Proper nutrition during cancer treatment is an essential component of therapy. It is not only important for good health, but also important to help the patient feel stronger and better during the course of therapy. When the body does not get the appropriate nutrition it needs, it may cause malnutrition. The right amount of vitamins, minerals, protein and carbohydrates are an important part of daily intake. This can help improve and maintain weight and strength, keep body tissue healthy, and fight infection. This is also very important in getting through therapy. Some cancer treatments (chemotherapy and/or radiation) work better when the patient is well nourished and gets enough calories and protein in the diet. Patients who are well nourished may have a better prognosis and quality of life.

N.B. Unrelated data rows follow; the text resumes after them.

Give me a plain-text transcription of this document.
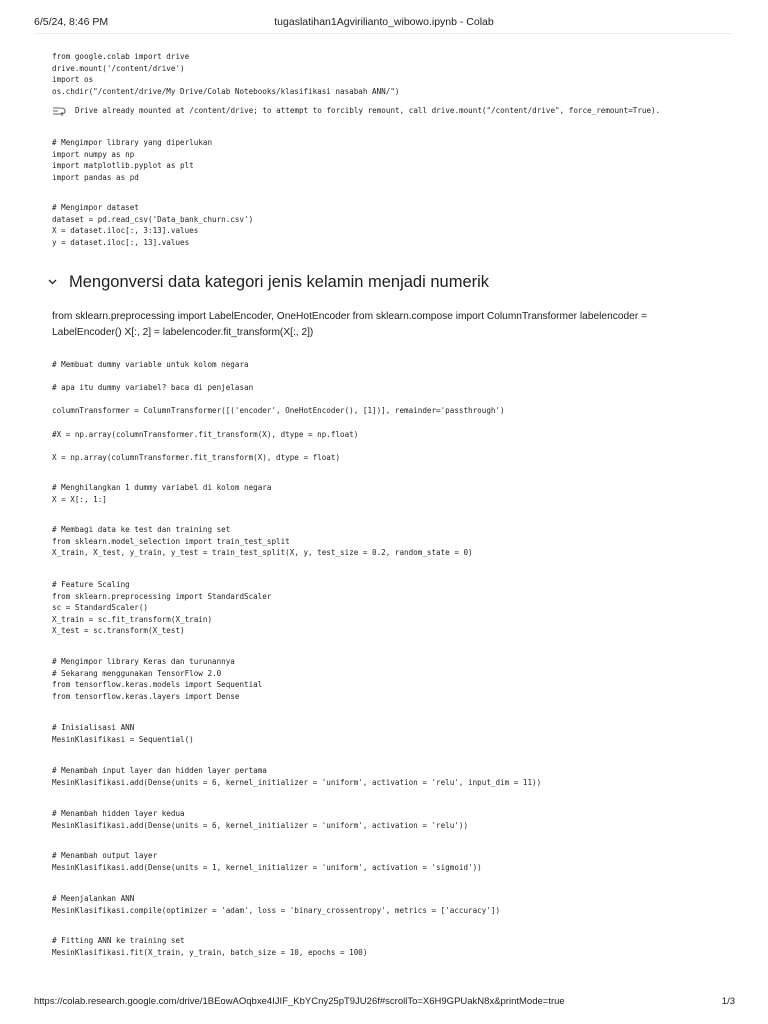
6/5/24, 8:46 PM	tugaslatihan1Agvirilianto_wibowo.ipynb - Colab
from google.colab import drive
drive.mount('/content/drive')
import os
os.chdir("/content/drive/My Drive/Colab Notebooks/klasifikasi nasabah ANN/")
Drive already mounted at /content/drive; to attempt to forcibly remount, call drive.mount("/content/drive", force_remount=True).
# Mengimpor library yang diperlukan
import numpy as np
import matplotlib.pyplot as plt
import pandas as pd
# Mengimpor dataset
dataset = pd.read_csv('Data_bank_churn.csv')
X = dataset.iloc[:, 3:13].values
y = dataset.iloc[:, 13].values
Mengonversi data kategori jenis kelamin menjadi numerik
from sklearn.preprocessing import LabelEncoder, OneHotEncoder from sklearn.compose import ColumnTransformer labelencoder = LabelEncoder() X[:, 2] = labelencoder.fit_transform(X[:, 2])
# Membuat dummy variable untuk kolom negara

# apa itu dummy variabel? baca di penjelasan

columnTransformer = ColumnTransformer([('encoder', OneHotEncoder(), [1])], remainder='passthrough')

#X = np.array(columnTransformer.fit_transform(X), dtype = np.float)

X = np.array(columnTransformer.fit_transform(X), dtype = float)
# Menghilangkan 1 dummy variabel di kolom negara
X = X[:, 1:]
# Membagi data ke test dan training set
from sklearn.model_selection import train_test_split
X_train, X_test, y_train, y_test = train_test_split(X, y, test_size = 0.2, random_state = 0)
# Feature Scaling
from sklearn.preprocessing import StandardScaler
sc = StandardScaler()
X_train = sc.fit_transform(X_train)
X_test = sc.transform(X_test)
# Mengimpor library Keras dan turunannya
# Sekarang menggunakan TensorFlow 2.0
from tensorflow.keras.models import Sequential
from tensorflow.keras.layers import Dense
# Inisialisasi ANN
MesinKlasifikasi = Sequential()
# Menambah input layer dan hidden layer pertama
MesinKlasifikasi.add(Dense(units = 6, kernel_initializer = 'uniform', activation = 'relu', input_dim = 11))
# Menambah hidden layer kedua
MesinKlasifikasi.add(Dense(units = 6, kernel_initializer = 'uniform', activation = 'relu'))
# Menambah output layer
MesinKlasifikasi.add(Dense(units = 1, kernel_initializer = 'uniform', activation = 'sigmoid'))
# Meenjalankan ANN
MesinKlasifikasi.compile(optimizer = 'adam', loss = 'binary_crossentropy', metrics = ['accuracy'])
# Fitting ANN ke training set
MesinKlasifikasi.fit(X_train, y_train, batch_size = 10, epochs = 100)
https://colab.research.google.com/drive/1BEowAOqbxe4IJIF_KbYCny25pT9JU26f#scrollTo=X6H9GPUakN8x&printMode=true	1/3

The side effects of surgery, radiation therapy, and chemotherapy may cause a person to eat less and lose weight. These changes are due to normal cells being destroyed, as well as cancer cells, which can change appetite and sense of taste and smell.
General nutrition recommendations during cancer treatment
- Maintain a healthy weight. For many people, this means avoiding weight loss by getting enough calories on a daily basis.
- Get essential nutrients the body needs, such as protein, carbohydrates, vitamins, minerals, and enough water.
- High protein and calorie rich foods.
- Dietary supplements, such as multivitamins and calcium.
- Liquid meal replacements and energy drinks-dense beverages and snacks, such as the BRAT supplement, Ensure and even Gatorade and Pedialyte.
- When counts are low: avoid fresh fruits, vegetables, raw meat or fish. Canned or cooked fruits and vegetables are okay.
- Some patients require feeding tubes for nutrition. This strategy is for those who are exceptionally underweight and not getting enough nutrition before cancer surgery, or those whose digestive tracts are not functioning (as in people who have had parts of the stomach, pancreas, or colon removed by surgery).
Diet and nutrition after treatment
After treatment ends, a person’s follow-up care should include monitoring for recurrence (return of the cancer) or the development of a second cancer. We recommend that survivors follow common recommendations for good health, such as quitting smoking, maintaining a healthy weight, and staying physically active.
Foods to prevent risk of cancer
- High fiber foods such as fruits and vegetables, whole grains and legumes protect against colon, bladder, prostate, and esophageal cancer.
- Cruciferous vegetables (kale, cauliflower, broccoli) and foods rich in Vitamin C may also help reduce risk of cancers of the mouth, esophagus and pancreas.
- Antioxidants: Vitamin A and E, including green tea are natural antioxidants for the body.
Our staff is here to help you maintain a healthy diet throughout your treatment so you can face your illness at your best. This includes identifying possible nutrition deficiencies, planning out a diet, discussing ways to counteract a lack of appetite, sustaining a healthy weight, and choosing foods that agree with you while also providing the nutrients you need.